The Major and Mrs. Ali start their relationship when she appears at his door to collect newspaper money from the Major. He has just found out about his brother’s death and is distraught. She offers tea and comfort. They discover that they have much in common. Unfortunately in a small village where they are considered to be of separate class and race, their relationship is not received well.
I found that this story started out slowly, and I worried that this book would be just another romance with two-dimensional characters. My patience paid off, though. There were a multitude of well-drawn characters and none were stereotypical representations. Even more rarely found, the love story was fairly unique in that love blossomed from common interests and personality traits instead of from mere physical attraction. The main love interests were brought together by the common emotion of sorrow, but they stayed together because of mutual respect of each other’s beliefs and actions.
I enjoyed this book immensely. It appealed to the side of me that wants a book discussing social issues and another side of me that likes to read a book without violence. The story is quaint and gentle, yet it has great depth. Ms. Simonson addresses the issue of prejudice. She doesn’t stop there, though; she highlights the struggles with defining the meaning of honor, not only through the relationship of a middle-aged couple, but via various other relationships that develop in the story. Each person in her or his way is looking for an understanding of how to live a life with honor of oneself and one’s ideals.
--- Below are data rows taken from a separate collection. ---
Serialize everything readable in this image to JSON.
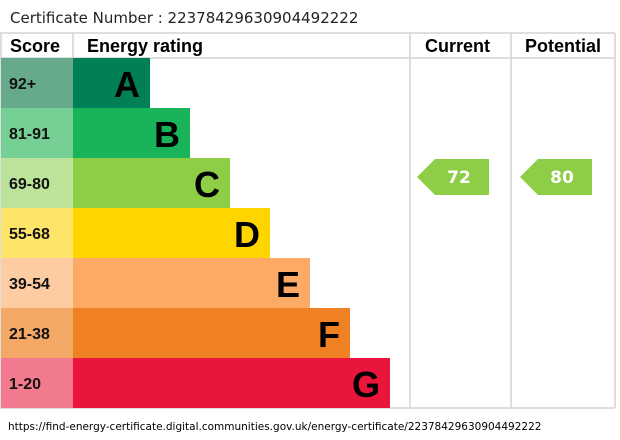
{
  "certificate_label": "Certificate Number : 2237842963090449222 2",
  "chart_data": {
    "type": "bar",
    "headers": {
      "score": "Score",
      "rating": "Energy rating",
      "current": "Current",
      "potential": "Potential"
    },
    "bands": [
      {
        "letter": "A",
        "range": "92+",
        "color": "#008054",
        "light": "#66a98b"
      },
      {
        "letter": "B",
        "range": "81-91",
        "color": "#19b459",
        "light": "#76cf95"
      },
      {
        "letter": "C",
        "range": "69-80",
        "color": "#8dce46",
        "light": "#bde29a"
      },
      {
        "letter": "D",
        "range": "55-68",
        "color": "#ffd500",
        "light": "#ffe46a"
      },
      {
        "letter": "E",
        "range": "39-54",
        "color": "#fcaa65",
        "light": "#fdcca2"
      },
      {
        "letter": "F",
        "range": "21-38",
        "color": "#ef8023",
        "light": "#f4a866"
      },
      {
        "letter": "G",
        "range": "1-20",
        "color": "#e9153b",
        "light": "#f27a8e"
      }
    ],
    "current": {
      "value": 72,
      "band": "C"
    },
    "potential": {
      "value": 80,
      "band": "C"
    }
  },
  "footer_url": "https://find-energy-certificate.digital.communities.gov.uk/energy-certificate/2237842963090449222 2"
}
I will definitely question honor’s meaning as pondered in this book for a long time, and I think you may, too.
By M. T. Anderson
Candlewick, 2004, $7.99
Review by Pamela Chamberlain
Wouldn’t you love to spend Spring Break on the Moon? That’s what Titus and his friends were looking forward to in Feed. Immediately Titus finds his eyes drawn towards a girl. She is slightly different from his friends, but, nonetheless, Violet is all he can think about. Though his biggest concerns start out being those of a typical teenager, after discovering love, Titus discovers a few less-than friendly truths about the world he’s been living in.
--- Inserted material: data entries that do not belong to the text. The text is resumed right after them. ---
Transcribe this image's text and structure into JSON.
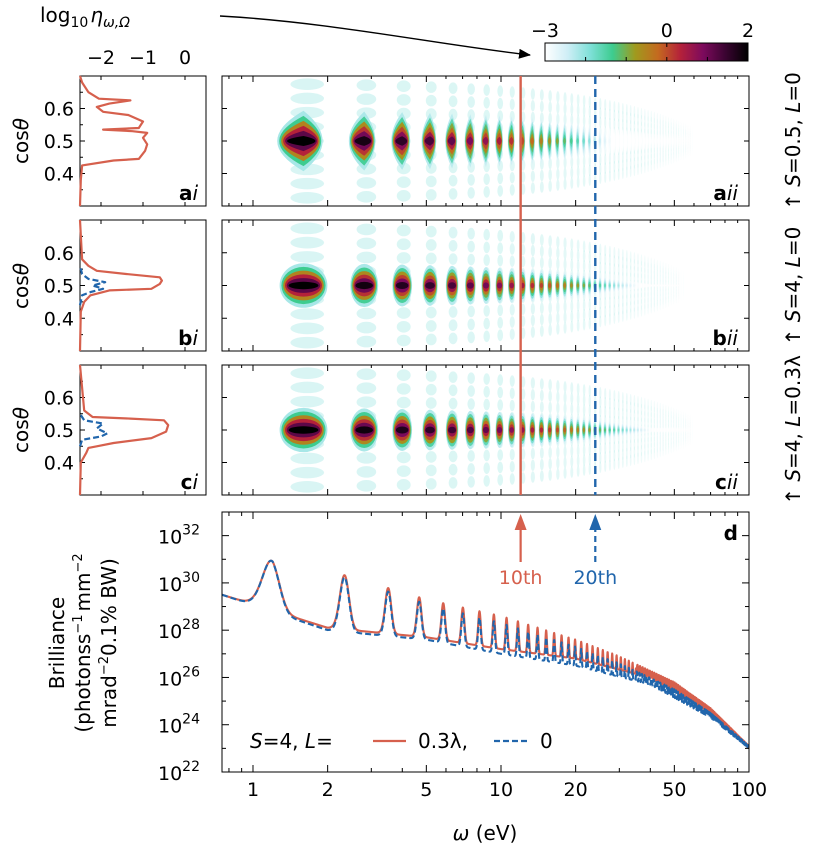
{
  "chart_data": [
    {
      "type": "heatmap",
      "panel": "colorbar",
      "title": "log10 η ω,Ω",
      "range": [
        -3,
        2
      ],
      "ticks": [
        "−3",
        "0",
        "2"
      ],
      "colors": [
        "#ffffff",
        "#cfeef6",
        "#7fe0d8",
        "#3dcc8f",
        "#a09a1e",
        "#c46a1f",
        "#b4213a",
        "#7d0a5d",
        "#3a0431",
        "#000000"
      ]
    },
    {
      "type": "line",
      "panel": "ai",
      "ylabel": "cosθ",
      "xticks": [
        "−2",
        "−1",
        "0"
      ],
      "yticks": [
        "0.4",
        "0.5",
        "0.6"
      ],
      "xlim": [
        -2.5,
        0.5
      ],
      "ylim": [
        0.3,
        0.7
      ],
      "panel_label": "a",
      "panel_label_italic": "i",
      "series": [
        {
          "color": "#d6604d",
          "dash": "solid",
          "x": [
            -2.5,
            -2.48,
            -2.45,
            -1.7,
            -1.1,
            -0.95,
            -0.9,
            -1.0,
            -0.9,
            -1.25,
            -1.95,
            -1.1,
            -1.0,
            -1.35,
            -1.95,
            -2.1,
            -1.8,
            -1.3,
            -2.05,
            -2.3,
            -2.45,
            -2.5
          ],
          "y": [
            0.3,
            0.38,
            0.425,
            0.44,
            0.445,
            0.47,
            0.49,
            0.51,
            0.525,
            0.53,
            0.535,
            0.54,
            0.56,
            0.58,
            0.59,
            0.605,
            0.615,
            0.625,
            0.63,
            0.65,
            0.68,
            0.7
          ]
        }
      ]
    },
    {
      "type": "line",
      "panel": "bi",
      "ylabel": "cosθ",
      "yticks": [
        "0.4",
        "0.5",
        "0.6"
      ],
      "xlim": [
        -2.5,
        0.5
      ],
      "ylim": [
        0.3,
        0.7
      ],
      "panel_label": "b",
      "panel_label_italic": "i",
      "series": [
        {
          "color": "#d6604d",
          "dash": "solid",
          "x": [
            -2.5,
            -2.48,
            -2.4,
            -2.25,
            -1.8,
            -0.8,
            -0.6,
            -0.55,
            -0.6,
            -1.4,
            -2.1,
            -2.3,
            -2.45,
            -2.5
          ],
          "y": [
            0.3,
            0.42,
            0.45,
            0.47,
            0.485,
            0.49,
            0.505,
            0.515,
            0.525,
            0.535,
            0.545,
            0.56,
            0.58,
            0.7
          ]
        },
        {
          "color": "#2166ac",
          "dash": "dashed",
          "x": [
            -2.5,
            -2.45,
            -2.25,
            -1.95,
            -2.2,
            -1.9,
            -2.3,
            -2.45,
            -2.5
          ],
          "y": [
            0.44,
            0.47,
            0.48,
            0.49,
            0.5,
            0.51,
            0.52,
            0.535,
            0.56
          ]
        }
      ]
    },
    {
      "type": "line",
      "panel": "ci",
      "ylabel": "cosθ",
      "yticks": [
        "0.4",
        "0.5",
        "0.6"
      ],
      "xlim": [
        -2.5,
        0.5
      ],
      "ylim": [
        0.3,
        0.7
      ],
      "panel_label": "c",
      "panel_label_italic": "i",
      "series": [
        {
          "color": "#d6604d",
          "dash": "solid",
          "x": [
            -2.5,
            -2.48,
            -2.35,
            -2.3,
            -2.1,
            -1.7,
            -0.8,
            -0.45,
            -0.4,
            -0.5,
            -1.3,
            -2.2,
            -2.4,
            -2.5
          ],
          "y": [
            0.3,
            0.4,
            0.43,
            0.445,
            0.45,
            0.46,
            0.475,
            0.495,
            0.515,
            0.53,
            0.535,
            0.54,
            0.56,
            0.7
          ]
        },
        {
          "color": "#2166ac",
          "dash": "dashed",
          "x": [
            -2.5,
            -2.45,
            -2.0,
            -1.85,
            -2.1,
            -1.95,
            -2.4,
            -2.5
          ],
          "y": [
            0.45,
            0.47,
            0.48,
            0.49,
            0.505,
            0.52,
            0.53,
            0.55
          ]
        }
      ]
    },
    {
      "type": "heatmap",
      "panel": "aii",
      "xscale": "log",
      "xlim": [
        0.75,
        100
      ],
      "ylim": [
        0.3,
        0.7
      ],
      "panel_label": "a",
      "panel_label_italic": "ii",
      "side_label": "↑  S=0.5, L=0",
      "side_parts": [
        "↑",
        "S",
        "=0.5,",
        "L",
        "=0"
      ],
      "harmonic_spacing_eV": 1.17,
      "blob_center_y": 0.5,
      "blob_halfwidth_y": 0.095,
      "width_shrink_per_harmonic": 0.022,
      "fade_out_eV": 60,
      "peak_level": 2.0,
      "level_decay_per_harmonic": 0.22,
      "crescent_shape": true
    },
    {
      "type": "heatmap",
      "panel": "bii",
      "xscale": "log",
      "xlim": [
        0.75,
        100
      ],
      "ylim": [
        0.3,
        0.7
      ],
      "panel_label": "b",
      "panel_label_italic": "ii",
      "side_label": "↑  S=4, L=0",
      "side_parts": [
        "↑",
        "S",
        "=4,",
        "L",
        "=0"
      ],
      "harmonic_spacing_eV": 1.17,
      "blob_center_y": 0.5,
      "blob_halfwidth_y": 0.07,
      "width_shrink_per_harmonic": 0.028,
      "fade_out_eV": 55,
      "peak_level": 2.0,
      "level_decay_per_harmonic": 0.17,
      "crescent_shape": false
    },
    {
      "type": "heatmap",
      "panel": "cii",
      "xscale": "log",
      "xlim": [
        0.75,
        100
      ],
      "ylim": [
        0.3,
        0.7
      ],
      "panel_label": "c",
      "panel_label_italic": "ii",
      "side_label": "↑  S=4, L=0.3λ",
      "side_parts": [
        "↑",
        "S",
        "=4,",
        "L",
        "=0.3λ"
      ],
      "harmonic_spacing_eV": 1.17,
      "blob_center_y": 0.5,
      "blob_halfwidth_y": 0.07,
      "width_shrink_per_harmonic": 0.026,
      "fade_out_eV": 60,
      "peak_level": 2.0,
      "level_decay_per_harmonic": 0.15,
      "crescent_shape": false
    },
    {
      "type": "line",
      "panel": "d",
      "xscale": "log",
      "yscale": "log",
      "xlim": [
        0.75,
        100
      ],
      "ylim": [
        1e+22,
        1e+33
      ],
      "xlabel": "ω (eV)",
      "ylabel_lines": [
        "Brilliance",
        "(photons s−1 mm−2",
        "mrad−2 0.1% BW)"
      ],
      "ylabel_parts": [
        "Brilliance",
        "(photons",
        "s",
        "−1",
        "mm",
        "−2",
        "mrad",
        "−2",
        "0.1% BW)"
      ],
      "xticks": [
        1,
        2,
        5,
        10,
        20,
        50,
        100
      ],
      "xtick_labels": [
        "1",
        "2",
        "5",
        "10",
        "20",
        "50",
        "100"
      ],
      "yticks": [
        22,
        24,
        26,
        28,
        30,
        32
      ],
      "ytick_labels": [
        "10",
        "10",
        "10",
        "10",
        "10",
        "10"
      ],
      "ytick_exponents": [
        "22",
        "24",
        "26",
        "28",
        "30",
        "32"
      ],
      "panel_label": "d",
      "legend_placement": "bottom-left",
      "legend_prefix_parts": [
        "S",
        "=4,",
        "L",
        "="
      ],
      "harmonic_spacing_eV": 1.17,
      "series": [
        {
          "name": "0.3λ",
          "color": "#d6604d",
          "dash": "solid",
          "envelope_log10": [
            [
              0.75,
              29.6
            ],
            [
              1.2,
              31.0
            ],
            [
              2.4,
              30.3
            ],
            [
              5,
              29.3
            ],
            [
              10,
              28.6
            ],
            [
              20,
              27.6
            ],
            [
              30,
              26.9
            ],
            [
              50,
              25.8
            ],
            [
              70,
              24.7
            ],
            [
              100,
              23.1
            ]
          ],
          "trough_log10": [
            [
              0.75,
              29.5
            ],
            [
              2,
              28.1
            ],
            [
              5,
              27.7
            ],
            [
              10,
              27.2
            ],
            [
              20,
              26.8
            ],
            [
              40,
              26.0
            ],
            [
              70,
              24.5
            ],
            [
              100,
              23.0
            ]
          ]
        },
        {
          "name": "0",
          "color": "#2166ac",
          "dash": "dashed",
          "envelope_log10": [
            [
              0.75,
              29.6
            ],
            [
              1.2,
              31.0
            ],
            [
              2.4,
              30.2
            ],
            [
              5,
              29.1
            ],
            [
              10,
              28.3
            ],
            [
              20,
              27.3
            ],
            [
              30,
              26.6
            ],
            [
              50,
              25.5
            ],
            [
              70,
              24.5
            ],
            [
              100,
              23.1
            ]
          ],
          "trough_log10": [
            [
              0.75,
              29.5
            ],
            [
              2,
              28.0
            ],
            [
              5,
              27.6
            ],
            [
              10,
              27.0
            ],
            [
              20,
              26.5
            ],
            [
              40,
              25.7
            ],
            [
              70,
              24.3
            ],
            [
              100,
              23.0
            ]
          ]
        }
      ]
    }
  ],
  "markers": [
    {
      "label": "10th",
      "x": 12.0,
      "color": "#d6604d",
      "dash": "solid"
    },
    {
      "label": "20th",
      "x": 24.0,
      "color": "#2166ac",
      "dash": "dashed"
    }
  ]
}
The setting of the story is in the future of America. The minds of the population are being strongly influenced by the Feed, a computer placed in the brain. Over time the Feed takes over the neural workings in the brain and the human body becomes dependent on it. The majority of the population has had the Feed installed as children and are completely dependent on it for everything from school to shopping, entertainment and socialization.
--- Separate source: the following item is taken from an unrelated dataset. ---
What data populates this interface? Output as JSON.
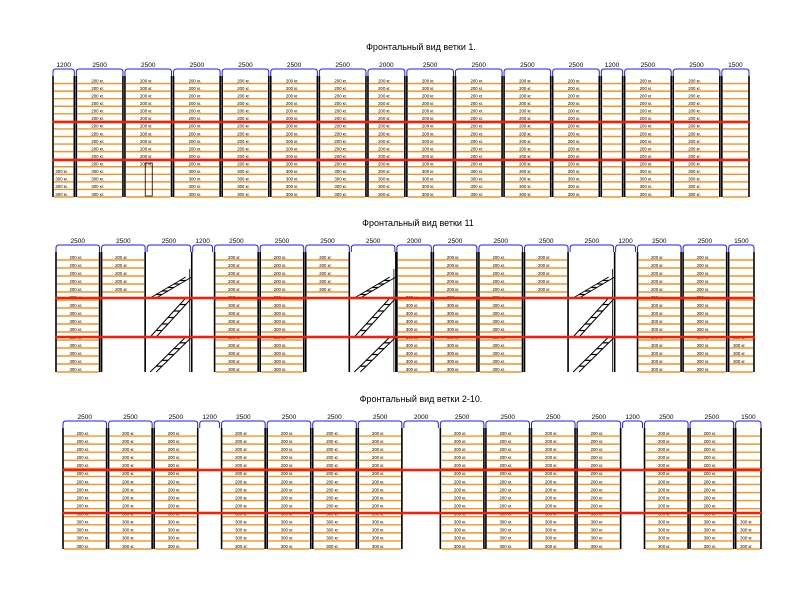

Feed is a wonderfully written book geared towards teens, although all ages could gain something from it. The central story is that of a teenage boy first discovering love.This thought-provoking book seeks to point out some of the possible negatives to having a consumer/company-driven society. Titus faces not only problems that we ourselves are faced with everyday, but others that will give you a new perspective on our society and the social trends we follow.
Raising You Alone
By Warren Hanson
Tristan Publishing, 2005, $15.95
Review by Kristen Carter, 10
This book is about two rabbits, one being the mother of the other. In it, a single mother is raising a child and loves her child, through thick and thin.
The pictures are wonderful and charming, and the story itself is heart-warming. The overall message melts the hardest of hearts.
This is a book for readers five to 105 years old. I really recommend it if you are a single parent or a child of a single parent.